His great grandson, Sameer Kant, says, “He was a visionary, authored several books on education. The Benaras Hindu University library has an entire section in his name.”
Next up on the illustrious list is India’s second Prime Minister, Lal Bahadur Shastri, who coined the iconic ‘Jai Jawan Jai Kisan’ slogan.
In 1999, another Benaras boy, sitar exponent Pandit Ravi Shankar was awarded the title. He is credited with taking Hindustani classical music to the world.
Two years later in 2001, another musical genius, Ustad Bismillah Khan got the honour. Though Khan was not born in Varanasi, the shehnai maestro made the narrows lanes of the city his home from a very young age. Nine years after his death, the strains of his Shehnai still continue to resound in the city.
Two other Bharat Ratna awardees, born in South India, were closely associated with the city. Dr S Radhakrishnan who was Vice Chancellor of Benaras Hindu University for nine years, going on to become India’s second President. Bharat Ratna awardee scientist Dr CNR Rao received his Masters in Chemistry from Banaras Hindu University.
The latest to join this list is the University’s founder, Pandit Madan Mohan Malviya. While he was born about 150 kilometres away from Varanasi, in the city of Allahabad, for the people of the city he is one of their own. His biggest legacy to the city was the establishment of the Banaras Hindu University in 1916, one of the largest in the country. He spearheaded the institution from 1919 to 1939 as its Vice Chancellor.
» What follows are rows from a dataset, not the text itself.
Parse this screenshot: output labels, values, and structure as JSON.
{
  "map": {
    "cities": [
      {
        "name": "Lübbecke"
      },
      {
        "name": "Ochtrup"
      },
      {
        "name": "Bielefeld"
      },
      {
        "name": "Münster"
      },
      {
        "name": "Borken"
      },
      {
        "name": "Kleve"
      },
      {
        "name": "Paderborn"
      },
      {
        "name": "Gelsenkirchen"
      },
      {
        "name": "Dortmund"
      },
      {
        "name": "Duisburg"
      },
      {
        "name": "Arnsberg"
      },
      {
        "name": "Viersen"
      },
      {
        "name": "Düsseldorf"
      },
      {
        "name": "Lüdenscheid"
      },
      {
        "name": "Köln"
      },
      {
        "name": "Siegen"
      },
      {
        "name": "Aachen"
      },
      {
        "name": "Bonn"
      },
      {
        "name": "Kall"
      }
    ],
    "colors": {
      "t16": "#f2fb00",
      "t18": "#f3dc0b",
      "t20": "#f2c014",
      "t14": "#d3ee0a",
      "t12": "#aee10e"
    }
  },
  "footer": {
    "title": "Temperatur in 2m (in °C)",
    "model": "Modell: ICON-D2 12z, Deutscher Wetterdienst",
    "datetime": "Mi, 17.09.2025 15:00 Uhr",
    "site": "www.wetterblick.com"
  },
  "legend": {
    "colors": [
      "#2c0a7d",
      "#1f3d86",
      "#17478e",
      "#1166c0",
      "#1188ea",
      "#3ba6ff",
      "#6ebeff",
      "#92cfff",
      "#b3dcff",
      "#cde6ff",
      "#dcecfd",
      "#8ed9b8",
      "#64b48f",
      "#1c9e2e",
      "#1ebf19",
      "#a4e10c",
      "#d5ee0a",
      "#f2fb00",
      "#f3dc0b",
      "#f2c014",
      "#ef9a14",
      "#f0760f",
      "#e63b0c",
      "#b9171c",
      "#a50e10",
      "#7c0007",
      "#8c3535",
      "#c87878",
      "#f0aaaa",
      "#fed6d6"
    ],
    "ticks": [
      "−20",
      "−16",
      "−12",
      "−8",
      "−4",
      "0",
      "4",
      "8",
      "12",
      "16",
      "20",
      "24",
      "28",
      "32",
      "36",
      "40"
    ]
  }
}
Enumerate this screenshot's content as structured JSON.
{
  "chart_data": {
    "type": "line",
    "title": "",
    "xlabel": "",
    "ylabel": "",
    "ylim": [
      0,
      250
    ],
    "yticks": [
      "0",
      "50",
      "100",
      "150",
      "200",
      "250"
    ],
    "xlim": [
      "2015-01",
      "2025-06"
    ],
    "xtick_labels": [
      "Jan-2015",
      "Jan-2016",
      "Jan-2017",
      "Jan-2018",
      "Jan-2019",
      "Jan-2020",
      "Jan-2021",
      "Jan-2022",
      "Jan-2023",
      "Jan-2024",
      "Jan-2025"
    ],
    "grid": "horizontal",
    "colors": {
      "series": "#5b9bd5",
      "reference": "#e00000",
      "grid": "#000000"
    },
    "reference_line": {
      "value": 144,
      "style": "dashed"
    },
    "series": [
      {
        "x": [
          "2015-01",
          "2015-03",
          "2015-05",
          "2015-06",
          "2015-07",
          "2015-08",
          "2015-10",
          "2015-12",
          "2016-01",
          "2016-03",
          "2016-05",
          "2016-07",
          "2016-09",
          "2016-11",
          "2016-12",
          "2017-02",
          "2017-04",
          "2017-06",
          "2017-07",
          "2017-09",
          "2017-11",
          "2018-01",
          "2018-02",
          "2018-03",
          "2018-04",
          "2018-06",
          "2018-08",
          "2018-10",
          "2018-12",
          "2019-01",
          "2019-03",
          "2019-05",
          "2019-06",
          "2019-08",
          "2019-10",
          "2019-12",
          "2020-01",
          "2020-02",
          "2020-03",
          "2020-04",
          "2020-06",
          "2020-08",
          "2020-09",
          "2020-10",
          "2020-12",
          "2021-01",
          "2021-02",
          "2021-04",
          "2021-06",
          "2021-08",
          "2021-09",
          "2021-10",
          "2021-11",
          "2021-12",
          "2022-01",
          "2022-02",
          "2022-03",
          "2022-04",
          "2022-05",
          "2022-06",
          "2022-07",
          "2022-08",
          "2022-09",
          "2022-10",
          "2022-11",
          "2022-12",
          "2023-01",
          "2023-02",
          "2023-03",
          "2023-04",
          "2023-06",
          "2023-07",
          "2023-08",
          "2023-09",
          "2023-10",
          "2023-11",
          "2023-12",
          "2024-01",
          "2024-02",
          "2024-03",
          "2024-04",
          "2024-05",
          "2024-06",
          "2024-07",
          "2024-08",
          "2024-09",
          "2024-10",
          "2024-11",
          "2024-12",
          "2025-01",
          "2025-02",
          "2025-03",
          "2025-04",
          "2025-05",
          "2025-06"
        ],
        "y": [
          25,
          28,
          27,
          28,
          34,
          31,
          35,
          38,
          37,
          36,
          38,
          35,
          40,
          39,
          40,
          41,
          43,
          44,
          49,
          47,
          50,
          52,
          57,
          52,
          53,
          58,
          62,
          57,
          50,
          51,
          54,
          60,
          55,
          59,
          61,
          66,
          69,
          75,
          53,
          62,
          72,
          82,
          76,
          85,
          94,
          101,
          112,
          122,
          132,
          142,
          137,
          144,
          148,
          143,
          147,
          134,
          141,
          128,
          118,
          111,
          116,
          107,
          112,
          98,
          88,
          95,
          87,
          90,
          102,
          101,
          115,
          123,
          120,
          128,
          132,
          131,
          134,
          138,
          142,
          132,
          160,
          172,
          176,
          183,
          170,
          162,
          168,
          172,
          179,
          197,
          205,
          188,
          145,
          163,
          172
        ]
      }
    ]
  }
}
His association with the city continued when he died in the city in 1946.
Girish Chandra Tripathi, the current Vice Chancellor of Benaras Hindu University says the city had always been India’s cultural capital. “All the markers of a society – be it education, science, politics or music, were in ancient Kashi and remain till today, thus preserving its rich legacy.”
A rich legacy which has stood the test of time.